10. Schizotypal personality disorder

  • Strange dressing and behavior
  • Limited emotions
  • Social anxiety
  • A belief that you can influence people and events with your thoughts

Personality Disorder Causes

Personality, which is defined as a combination of thoughts, feelings, and behaviors, takes shape during childhood. It forms from a combination of:

Genes: Some personality traits, or temperament, can be passed on to you by your parents through the genes inherited.

Environment: This includes the environment you are brought up in, the events that you have experienced, and your relationships with family members and others.

Personality disorders are thought to be caused by a combination of these genetic and environmental influences. Your genes may make you vulnerable to developing a personality disorder, and an event you go through may trigger the development of the disorder.

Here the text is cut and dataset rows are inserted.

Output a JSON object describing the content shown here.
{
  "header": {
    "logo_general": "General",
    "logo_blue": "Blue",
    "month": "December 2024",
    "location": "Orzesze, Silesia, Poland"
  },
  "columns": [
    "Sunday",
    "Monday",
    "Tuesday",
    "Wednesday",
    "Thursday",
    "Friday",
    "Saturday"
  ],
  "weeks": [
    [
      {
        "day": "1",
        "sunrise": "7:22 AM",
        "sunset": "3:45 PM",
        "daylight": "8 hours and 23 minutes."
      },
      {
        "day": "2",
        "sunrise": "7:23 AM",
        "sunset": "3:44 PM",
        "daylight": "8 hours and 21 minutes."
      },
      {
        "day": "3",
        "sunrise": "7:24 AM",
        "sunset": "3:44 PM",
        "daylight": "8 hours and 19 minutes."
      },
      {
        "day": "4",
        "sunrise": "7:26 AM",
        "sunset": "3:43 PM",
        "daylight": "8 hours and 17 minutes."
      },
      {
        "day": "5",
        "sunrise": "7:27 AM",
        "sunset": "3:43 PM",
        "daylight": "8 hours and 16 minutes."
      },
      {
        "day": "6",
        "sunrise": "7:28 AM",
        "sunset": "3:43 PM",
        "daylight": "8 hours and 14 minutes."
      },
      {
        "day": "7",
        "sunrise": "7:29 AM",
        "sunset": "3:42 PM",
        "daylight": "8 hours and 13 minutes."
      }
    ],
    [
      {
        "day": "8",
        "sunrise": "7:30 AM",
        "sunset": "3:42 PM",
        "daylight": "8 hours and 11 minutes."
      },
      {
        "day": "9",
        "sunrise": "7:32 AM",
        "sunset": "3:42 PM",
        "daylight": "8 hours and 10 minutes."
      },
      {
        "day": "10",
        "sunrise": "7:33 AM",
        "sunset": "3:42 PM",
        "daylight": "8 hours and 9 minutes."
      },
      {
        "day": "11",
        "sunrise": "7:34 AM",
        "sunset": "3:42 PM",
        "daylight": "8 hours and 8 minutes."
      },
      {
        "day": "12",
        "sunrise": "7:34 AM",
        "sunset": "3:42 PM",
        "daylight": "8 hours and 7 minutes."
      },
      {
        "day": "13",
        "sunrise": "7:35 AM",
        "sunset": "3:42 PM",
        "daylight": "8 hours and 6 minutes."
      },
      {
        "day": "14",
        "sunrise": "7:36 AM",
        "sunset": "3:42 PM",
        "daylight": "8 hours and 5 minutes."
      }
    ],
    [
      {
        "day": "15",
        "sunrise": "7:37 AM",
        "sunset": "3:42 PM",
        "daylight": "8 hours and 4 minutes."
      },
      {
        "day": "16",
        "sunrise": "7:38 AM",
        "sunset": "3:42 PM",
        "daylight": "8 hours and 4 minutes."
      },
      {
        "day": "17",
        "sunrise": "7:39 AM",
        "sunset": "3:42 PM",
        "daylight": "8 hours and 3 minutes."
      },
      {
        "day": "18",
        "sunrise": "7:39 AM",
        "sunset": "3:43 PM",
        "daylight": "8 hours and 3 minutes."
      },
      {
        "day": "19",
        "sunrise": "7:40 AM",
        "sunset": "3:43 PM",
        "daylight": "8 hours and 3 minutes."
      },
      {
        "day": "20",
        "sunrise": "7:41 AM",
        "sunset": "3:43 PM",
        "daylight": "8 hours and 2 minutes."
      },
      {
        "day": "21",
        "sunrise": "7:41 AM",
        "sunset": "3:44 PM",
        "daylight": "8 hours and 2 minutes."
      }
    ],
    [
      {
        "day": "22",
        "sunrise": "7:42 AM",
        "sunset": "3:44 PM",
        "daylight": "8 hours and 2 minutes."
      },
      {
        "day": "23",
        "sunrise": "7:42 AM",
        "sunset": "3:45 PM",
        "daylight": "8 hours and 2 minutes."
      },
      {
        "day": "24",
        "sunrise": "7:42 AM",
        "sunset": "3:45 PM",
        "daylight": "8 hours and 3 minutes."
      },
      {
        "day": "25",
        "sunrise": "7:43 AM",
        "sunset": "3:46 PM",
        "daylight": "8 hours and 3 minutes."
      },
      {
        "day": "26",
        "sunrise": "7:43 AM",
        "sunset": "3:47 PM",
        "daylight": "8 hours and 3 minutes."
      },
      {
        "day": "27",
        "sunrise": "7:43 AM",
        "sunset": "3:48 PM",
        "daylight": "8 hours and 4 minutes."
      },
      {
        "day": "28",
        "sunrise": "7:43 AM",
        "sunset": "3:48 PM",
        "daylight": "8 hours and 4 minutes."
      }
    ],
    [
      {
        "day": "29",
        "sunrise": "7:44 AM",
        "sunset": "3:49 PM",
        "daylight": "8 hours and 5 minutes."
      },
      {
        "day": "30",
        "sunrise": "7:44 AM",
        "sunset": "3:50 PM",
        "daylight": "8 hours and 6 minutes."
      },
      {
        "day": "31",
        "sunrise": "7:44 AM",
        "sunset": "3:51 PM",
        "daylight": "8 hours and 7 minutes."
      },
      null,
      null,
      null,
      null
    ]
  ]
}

Risk Factors: Although the precise cause of personality disorders is not known, certain factors seem to increase the risk of developing or triggering personality disorders, including:

  • Family history of personality disorders or other mental illness
  • Abusive, unstable or chaotic family life during childhood
  • Being diagnosed with childhood conduct disorder
  • Variations in brain chemistry and structure

Personality Disorder Effects

The quality of life of people with personality disorders can be significantly affected, which is why it is important to receive prompt treatment for this disorder. Some effects of it include:

  • Being fired from the job
  • Inability to make responsible financial decisions
  • Poor relationships
  • Self-injury
  • Trying to physically hurt others
  • Feeling unworthy and hopeless
  • Involvement in crimes and getting arrested
  • Suicidal thoughts
  • Suicide attempts
  • Abuse and addiction to drugs and alcohol
  • Can develop additional mental disorders

Personality Disorder Treatments

Personality disorders can be treated with certain types of psychotherapy, in which a person gains knowledge about the disorder and its symptoms. Moreover, the person also talks about his/her feelings, thoughts and behaviors. Psychotherapy can also help a person understand the effects of their behavior on others and learn to manage or cope with symptoms. They can also know about how to decrease behaving in ways that are detrimental to their functioning and their relationships.  Some types of psychotherapy which are commonly used are:

  • Psychoanalytic/psychodynamic therapy
  • Dialectical behavior therapy
  • Cognitive-behavioral therapy
  • Group therapy
  • Psychoeducation (teaching the individual and family members about the illness, treatment, and ways of coping)

There are no specific medicines that are prescribed to treat personality disorders. However, medication, such as antidepressants, anti-anxiety medication, or mood-stabilizing medication, may be helpful in treating some symptoms. Symptoms that are more severe may require treatment with a team involving a primary care doctor, a psychiatrist, a psychologist, a social worker, and family members.

Moreover, certain self-care techniques and coping strategies can also be adapted to help people with personality disorders. Some of them are:

  • Engage in physical activity, as it can help manage stress, depression, and anxiety
  • Avoid the use of drugs and alcohol, which can actually worsen the symptoms and even interfere with the effects of the medicines.
  • Learn about the condition and its symptoms
  • Get routine medical check-ups
  • Join a support group
  • Writing in a journal can help in expressing emotions
  • Avoid social isolation and stay connected with family and friends.
  • Engage in relaxation and stress management techniques such as yoga and meditation

Family members are also important in a person’s recovery process and can also learn about the most effective ways to provide help and support. But taking care of a person diagnosed with a personality disorder can prove to be quite stressful for the family as well. Hence, it is also important for the family members to consult a mental health provider who can assist in dealing with the difficulties.

Personality disorders can significantly affect a person’s quality of life in a negative way. Hence, it is important for individuals to receive prompt treatment and medication, and effectively follow the treatment plans to lessen the intensity of the symptoms.